When seeking to reach financial agreements within the context of a relationship breakdown resulting in divorce or the termination of a civil partnership, collating documentary evidence of a client’s financial position is key.

The step of collating financial information is expected to be reciprocal and that both parties are open and transparent in respect of their financial disclosure. The information required to be disclosed will include evidence of property, land and business interests, bank accounts, investments, and pensions as well as sources of income.

Increasingly, though, parties’ assets include electronic assets, i.e., cryptocurrency, which bring their own challenges owing to these not being tangible assets in the same way as, say, a Revolut account, which is used to be able to use different currencies.

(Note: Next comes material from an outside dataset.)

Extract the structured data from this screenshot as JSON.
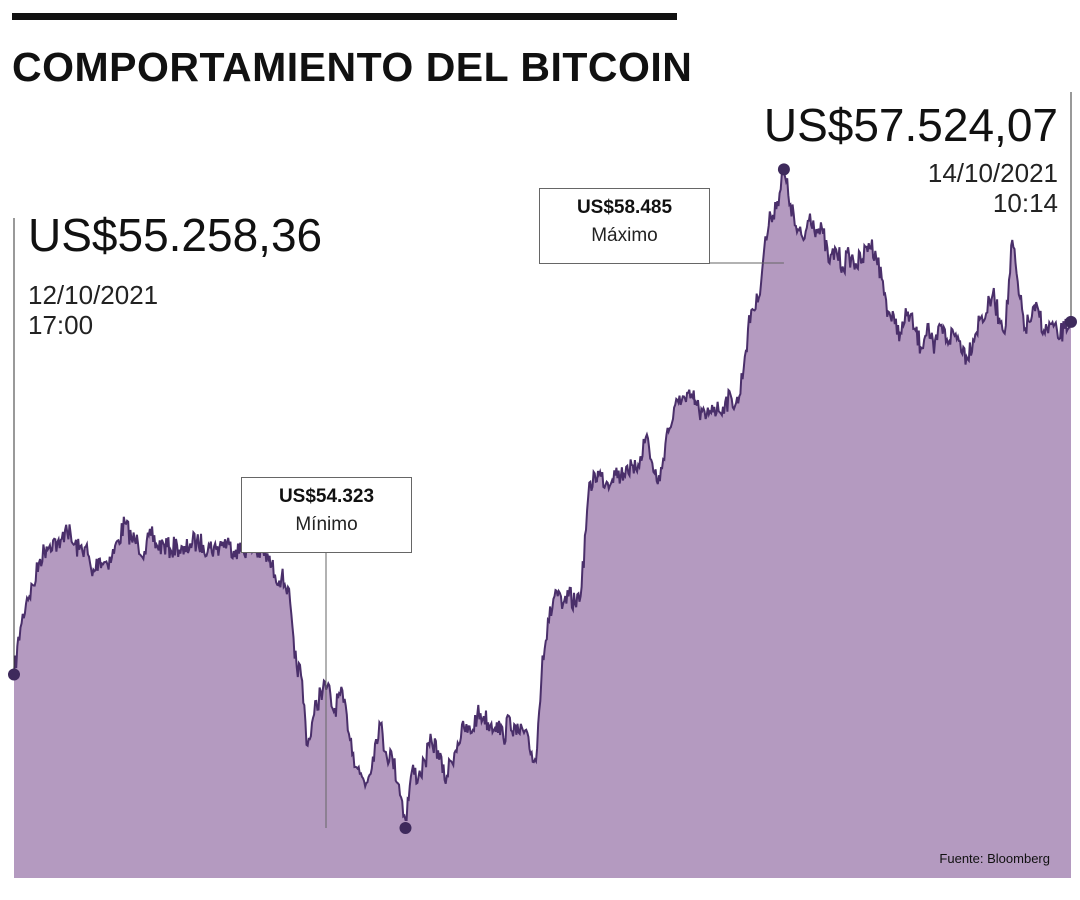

Where to start? Certainly not with paper! A party must disclose what is known as the public key to the crypto ‘wallet’.

A public key in essence is an account number and is used to receive cryptocurrency into the wallet.

For context, there is also a private key which is essentially a pin number. The holder of a private key can control, trade, or transact the crypto and it is therefore imperative for the owner of the wallet holding the cryptocurrency to ensure that the private key is not disclosed to anyone else.

For the purpose of disclosure in financial remedy proceedings, the private key is not required and only the public key will be requested.

The owning party must disclose a transactional history of the crypto. This relates both to the wallet holding the crypto and also to extend to a breakdown from the trading platforms.



As those who are aware of cryptocurrency, it is a highly volatile market, so valuing the asset brings about significant challenges.

For example, owing to its volatility, a valuation one day could be wiped out the next. There is speculation that if cryptocurrency becomes a regulated market, then valuations will reduce as some investors will pull out. Clearly, that could hugely affect the value of a client’s or the other party’s investment.


As with all investments, though, there has to be consideration that a sale of such could attract tax on a gain in the same way as selling shareholdings.

Therefore, there should be consideration of the net value of the asset depending upon its worth at any given time.

Like any asset, cryptocurrencies can be divided. Cryptocurrencies have been determined as ‘property’ and the court in financial remedy proceedings can therefore order the transfer of such from one spouse to another should this be appropriate in the circumstances.

As cryptocurrencies are such volatile assets, then there are arguments to state that sharing them brings about a risk for both parties rather than one party taking the “copper bottomed” assets.

However, as would be expected, a lot of parties are risk averse, or simply do not understand the market.

There is also the concern that if one party takes the crypto asset, which may on the face of it seem to be the less valuable asset, what then if the value significantly increases?

Would it be fair that the non-owning party should be compensated? Arguably not, as they will likely have taken the more stable asset, leaving the other party with the risk that may have gone either way, in the same way as any other investments, such as shares.

Overall, though, these are assets that have to be disclosed, and those advising must be aware at all times as to the ever-changing values and the volatility of the market place.

Regular updates and potentially agreeing valuations prior to a hearing can aid the court immensely.